Le 24 décembre 2014, l'URSSAF lui a adressé une mise en demeure pour ce même montant en cotisations, outre 5 838 euros de majorations de retard, soit un total de 46 619 euros.
Le 6 janvier 2015, le cotisant a saisi la commission de recours amiable en contestation de deux chefs de redressement, à savoir :
- n° ' : les avantages en nature nourriture : salarié nourri en cantine ou en restaurant d'entreprise,
- n° 6 : les avantages en nature logement : logement par nécessité absolue de service.
Le 8 janvier 2015, il a réglé l'intégralité du redressement (cotisations dues en principal et majorations de retard) et sollicité la remise gracieuse des majorations de retard par courrier du 4 mars 2015.
Le 3 février 2015, l'URSSAF a délivré à son encontre une mise en demeure au titre des majorations de retard complémentaires d'un montant de 164 euros.
Le 15 décembre 2015, la commission de recours amiable a rejeté l'intégralité des demandes du cotisant.
Le 7 mars 2016, ce dernier a saisi le tribunal des affaires de sécurité sociale, devenu le tribunal judiciaire, aux fins de contestation de la décision explicite de rejet de la commission de recours amiable.
Par jugement du 15 juin 2022, le tribunal :
- déclare qu'il n'existe pas d'accord tacite de l'URSSAF,
- confirme le redressement objet du point sur les avantages en nature logement : logement par nécessité absolue de service,
- rejette les demandes formées au titre des frais irrépétibles,
- ordonne l'exécution provisoire,
- dit que chaque partie conservera la charge des dépens engagés pour la défense de ses intérêts.
Par déclaration enregistrée le 26 juillet 2022, le cotisant a relevé appel de cette décision.
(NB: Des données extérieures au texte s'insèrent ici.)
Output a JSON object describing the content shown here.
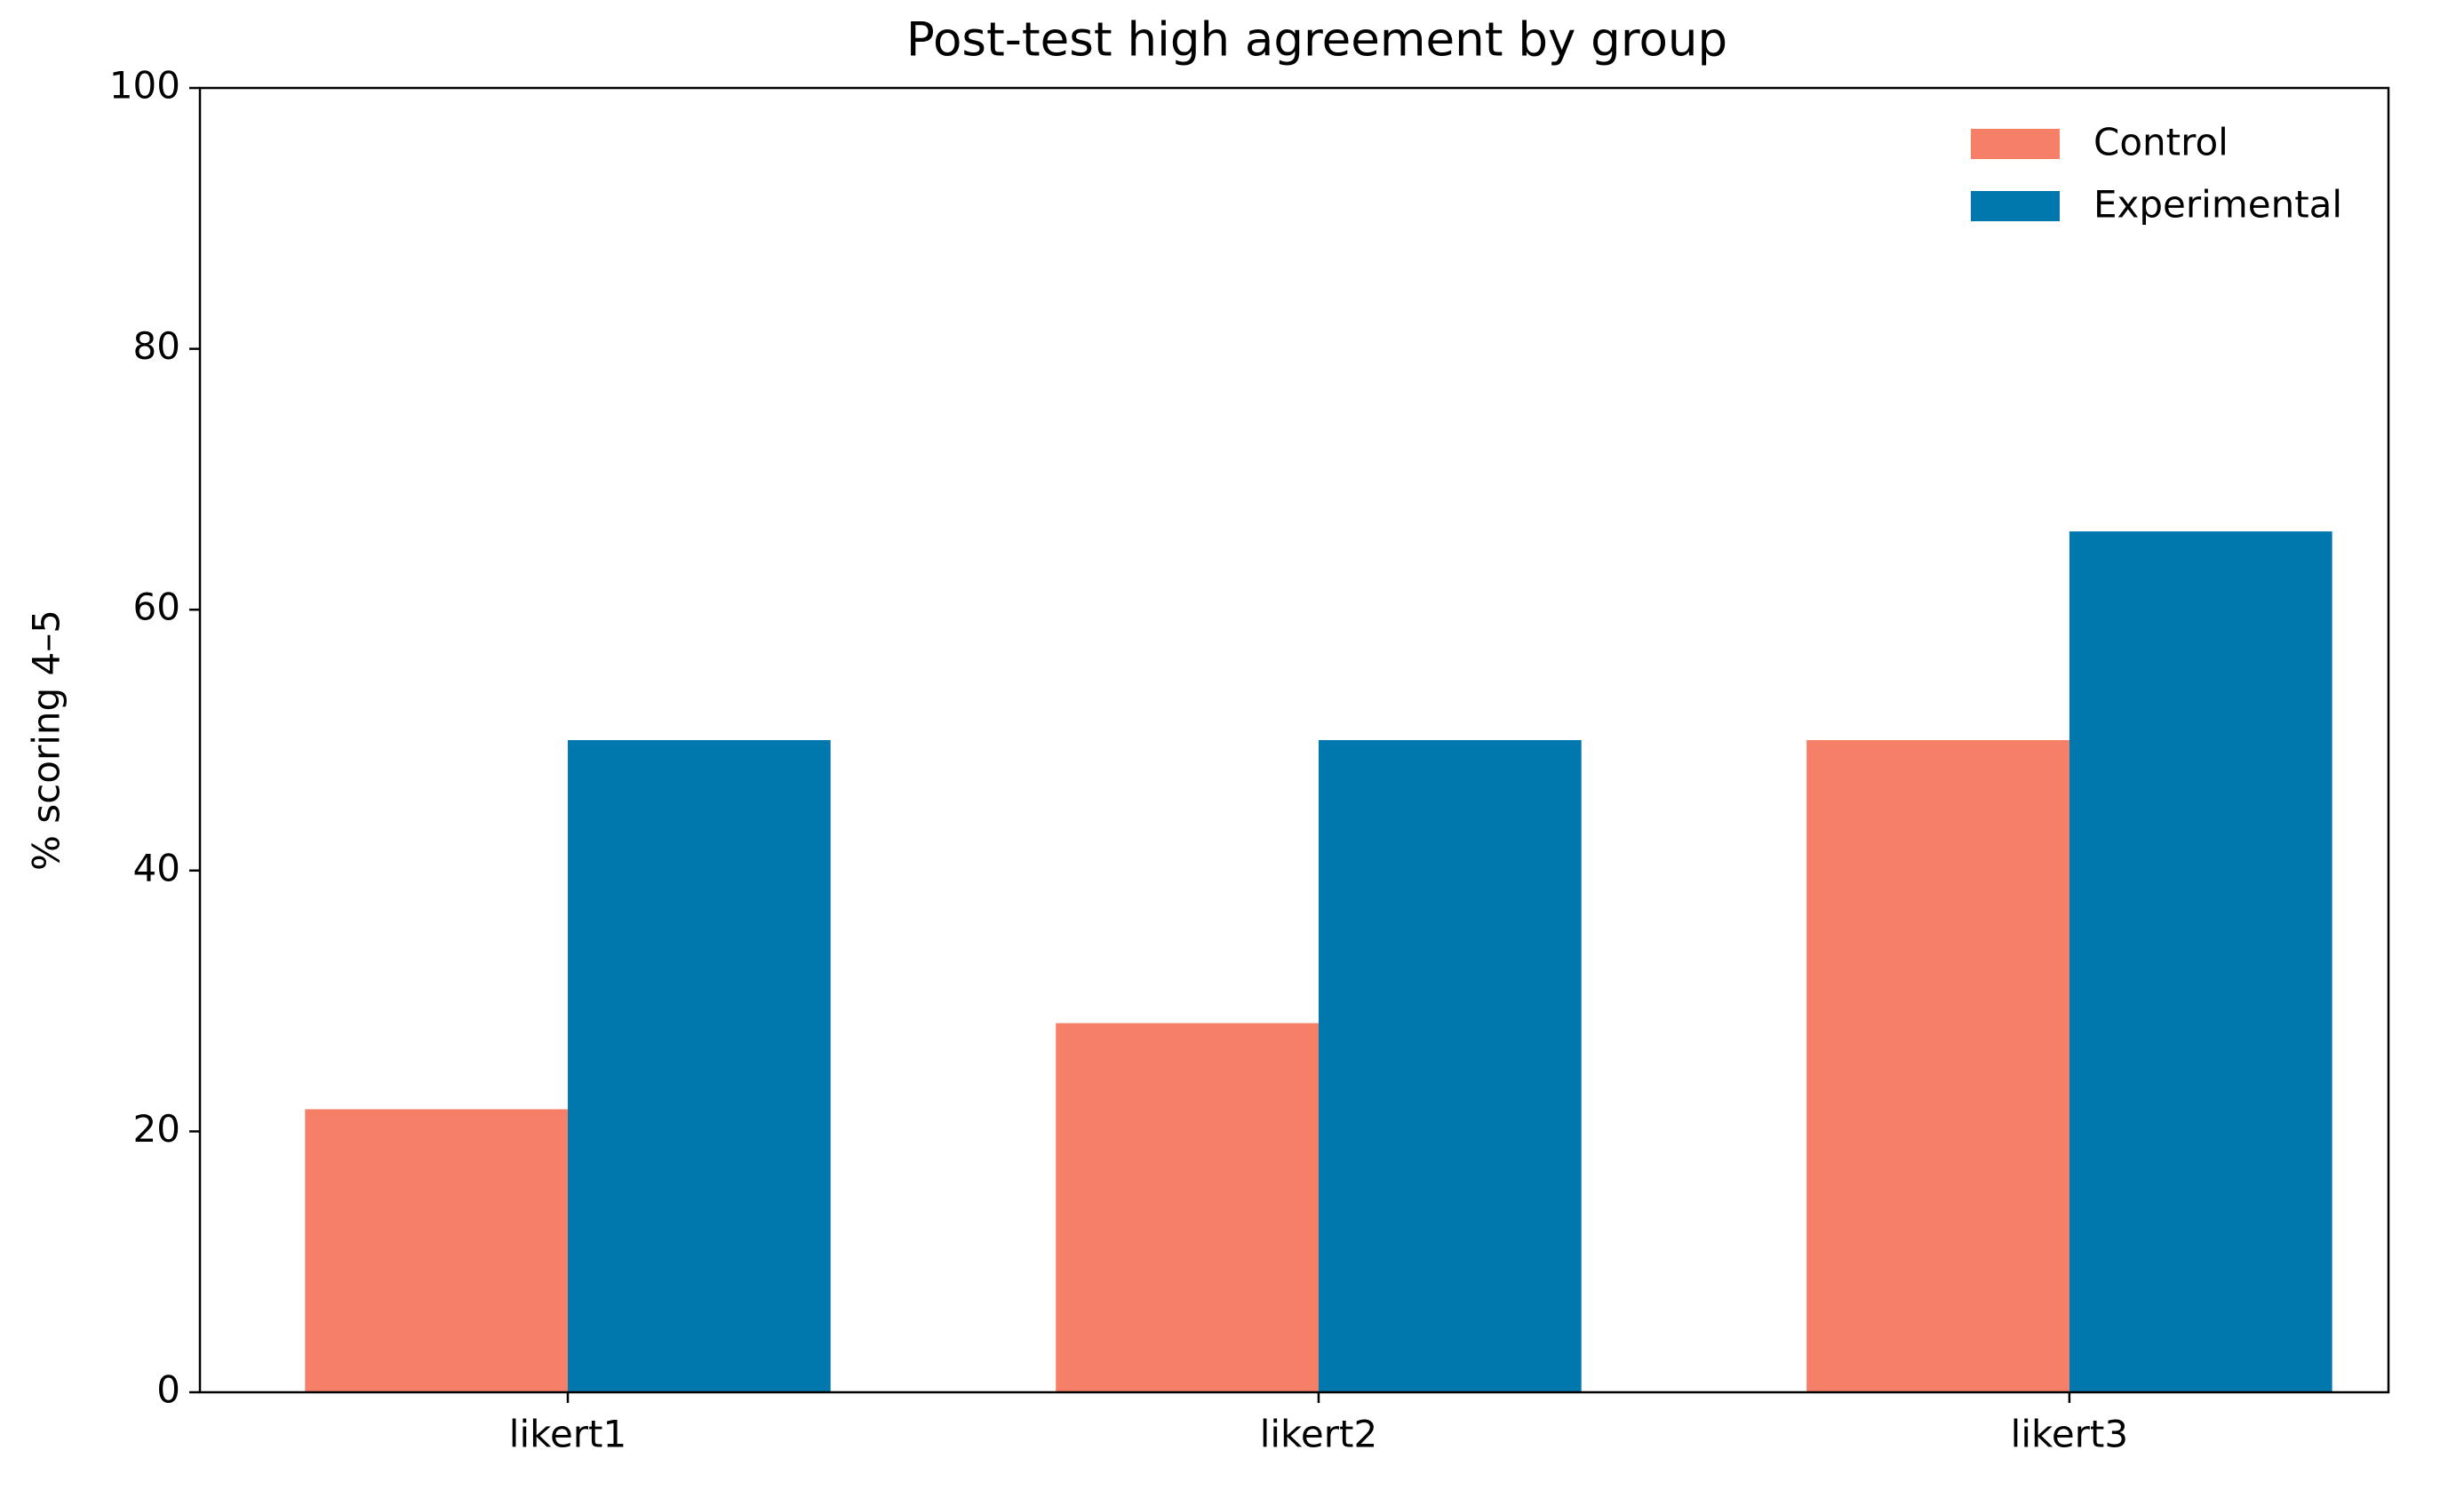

Dans le dernier état de ses conclusions notifiées par voie électronique le 21 janvier 2025 (reçues au greffe le 27 janvier suivant) et reprises oralement sans ajout ni retrait au cours des débats, il demande à la cour de :
- infirmer le jugement déféré,
Statuant à nouveau,
- annuler le chef de redressement n° 6 relatif aux avantages en nature logement ' logement par nécessité absolu de service ;
En conséquence,
- condamner l'URSSAF [Localité 4] à lui rembourser la somme de 5 302 euros au principal et les majorations de retard y afférentes, avec intérêts moratoires au taux légal à compter de la date de paiement ;
En tout état de cause,
- débouter l'URSSAF [Localité 4] de l'ensemble de ses prétentions,
- condamner l'URSSAF [Localité 4] à lui payer la somme de 1 250 euros sur le fondement de l'article 700 du code de procédure civile, avec intérêts moratoires au taux légal à compter du prononcé du jugement.
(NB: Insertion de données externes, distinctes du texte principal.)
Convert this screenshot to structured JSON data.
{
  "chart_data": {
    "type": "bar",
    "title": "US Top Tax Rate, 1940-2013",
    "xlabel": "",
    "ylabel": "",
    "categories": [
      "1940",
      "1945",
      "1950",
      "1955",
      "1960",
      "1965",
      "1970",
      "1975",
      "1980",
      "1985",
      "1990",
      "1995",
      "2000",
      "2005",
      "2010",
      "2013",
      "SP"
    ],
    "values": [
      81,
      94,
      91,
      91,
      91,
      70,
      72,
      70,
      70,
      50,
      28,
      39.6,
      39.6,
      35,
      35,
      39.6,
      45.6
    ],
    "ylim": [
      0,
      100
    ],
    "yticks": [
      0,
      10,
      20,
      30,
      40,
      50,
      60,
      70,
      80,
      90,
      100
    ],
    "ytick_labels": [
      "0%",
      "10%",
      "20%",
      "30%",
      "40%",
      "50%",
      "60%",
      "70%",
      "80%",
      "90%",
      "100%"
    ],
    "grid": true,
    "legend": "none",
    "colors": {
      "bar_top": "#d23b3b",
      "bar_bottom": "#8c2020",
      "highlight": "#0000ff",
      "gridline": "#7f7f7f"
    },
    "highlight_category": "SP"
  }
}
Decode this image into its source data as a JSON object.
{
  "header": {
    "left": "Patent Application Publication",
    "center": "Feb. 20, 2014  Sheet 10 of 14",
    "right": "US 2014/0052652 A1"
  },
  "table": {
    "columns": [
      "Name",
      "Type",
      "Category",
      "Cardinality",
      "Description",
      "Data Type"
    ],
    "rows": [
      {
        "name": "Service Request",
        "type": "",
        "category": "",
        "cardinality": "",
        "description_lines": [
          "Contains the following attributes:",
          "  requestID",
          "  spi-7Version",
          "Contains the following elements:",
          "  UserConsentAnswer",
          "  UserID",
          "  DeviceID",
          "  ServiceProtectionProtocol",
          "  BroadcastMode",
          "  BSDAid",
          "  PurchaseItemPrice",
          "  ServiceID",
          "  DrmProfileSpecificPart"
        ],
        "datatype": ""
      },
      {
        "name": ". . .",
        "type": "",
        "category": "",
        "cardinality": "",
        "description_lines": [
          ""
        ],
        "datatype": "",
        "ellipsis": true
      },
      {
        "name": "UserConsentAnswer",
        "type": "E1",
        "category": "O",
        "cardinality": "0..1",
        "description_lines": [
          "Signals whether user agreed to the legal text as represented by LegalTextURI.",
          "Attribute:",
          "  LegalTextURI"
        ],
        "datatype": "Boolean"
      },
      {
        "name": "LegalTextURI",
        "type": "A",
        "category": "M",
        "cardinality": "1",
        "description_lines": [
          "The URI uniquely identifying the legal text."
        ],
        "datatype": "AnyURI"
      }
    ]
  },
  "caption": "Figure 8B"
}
A l'audience, l'URSSAF indique n'avoir pas eu le temps de conclure en réponse, les écritures adverses lui ayant été transmises tardivement et en dehors du calendrier de procédure fixé dans la convocation.
MOTIFS DE LA DÉCISION
Le centre hospitalier du Vinatier a été convoqué le 27 septembre 2023 à l'audience du 28 janvier 2025 et devait, au terme du calendrier de procédure fixé, conclure au plus tard le 29 avril 2024. Nonobstant sa faculté de conclure postérieurement à cette date, il a attendu le 21 janvier 2025, soit une semaine avant l'audience, pour déposer des écritures dans lesquelles il soulève divers moyens auxquels l'URSSAF n'a pas eu le temps de répondre.
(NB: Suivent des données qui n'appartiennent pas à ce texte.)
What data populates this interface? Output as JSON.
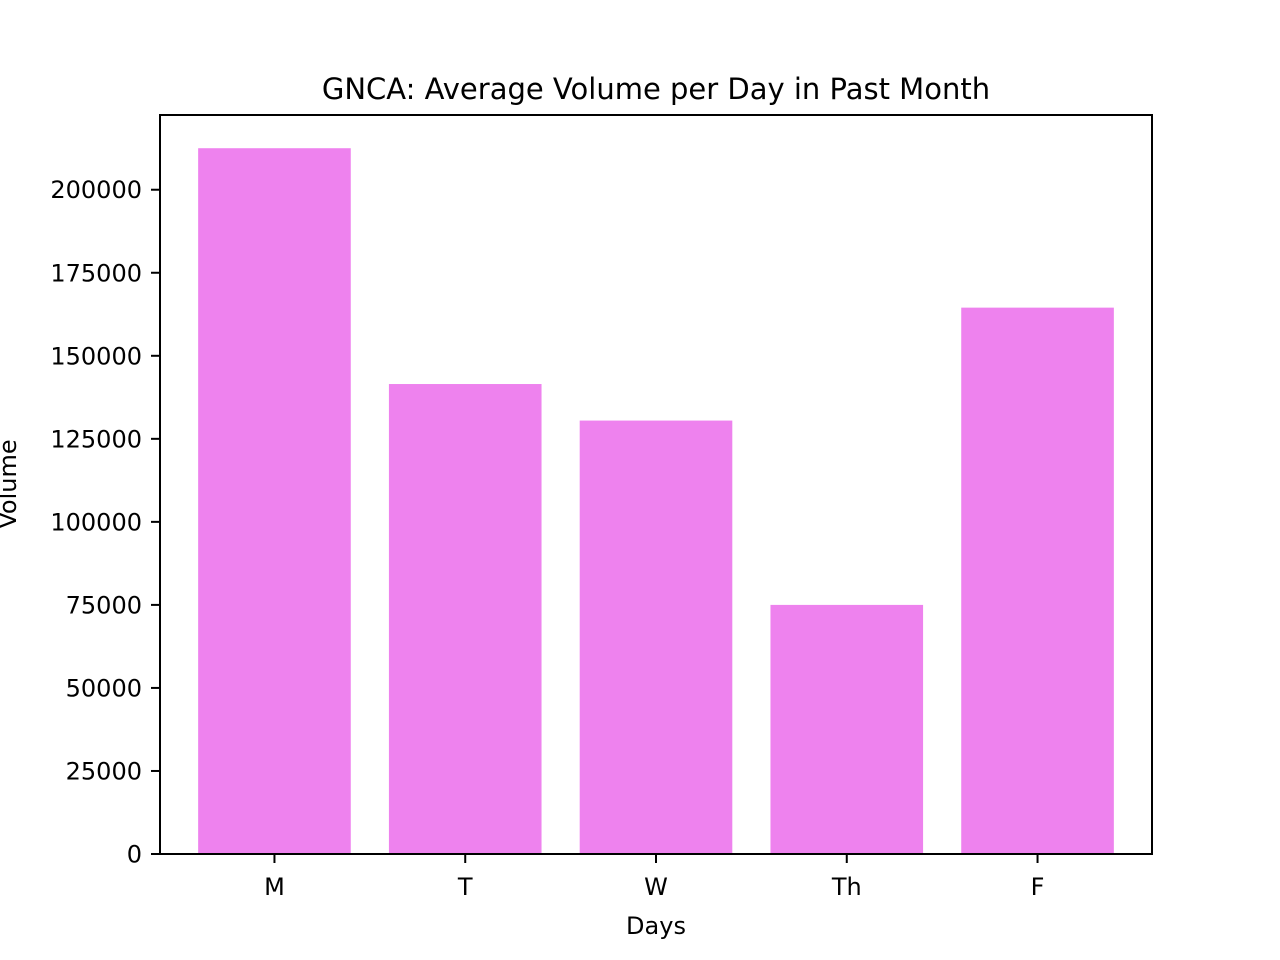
{
  "chart_data": {
    "type": "bar",
    "title": "GNCA: Average Volume per Day in Past Month",
    "xlabel": "Days",
    "ylabel": "Volume",
    "categories": [
      "M",
      "T",
      "W",
      "Th",
      "F"
    ],
    "values": [
      212500,
      141500,
      130500,
      75000,
      164500
    ],
    "ylim": [
      0,
      222500
    ],
    "yticks": [
      0,
      25000,
      50000,
      75000,
      100000,
      125000,
      150000,
      175000,
      200000
    ],
    "ytick_labels": [
      "0",
      "25000",
      "50000",
      "75000",
      "100000",
      "125000",
      "150000",
      "175000",
      "200000"
    ],
    "bar_color": "#ee82ee",
    "grid": false,
    "legend": "none"
  }
}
Compte tenu de l'ancienneté de la procédure, du délai laissé aux parties pour échanger leurs conclusions de manière contradictoire, il convient, afin de faire respecter le principe de la contradiction et de sanctionner le défaut de diligence de l'appelant, de prononcer la radiation de l'affaire.
PAR CES MOTIFS :
La cour,
Prononce la radiation de l'affaire,
Dit qu'elle pourra être réinscrite au rôle des affaires en cours à la diligence de l'une ou l'autre des parties, après échange contradictoire des conclusions et pièces de chacune d'entre elles,
Rappelle qu'après une radiation, le délai de péremption court à compter de la dernière diligence précédant la décision de radiation et accomplie par les parties.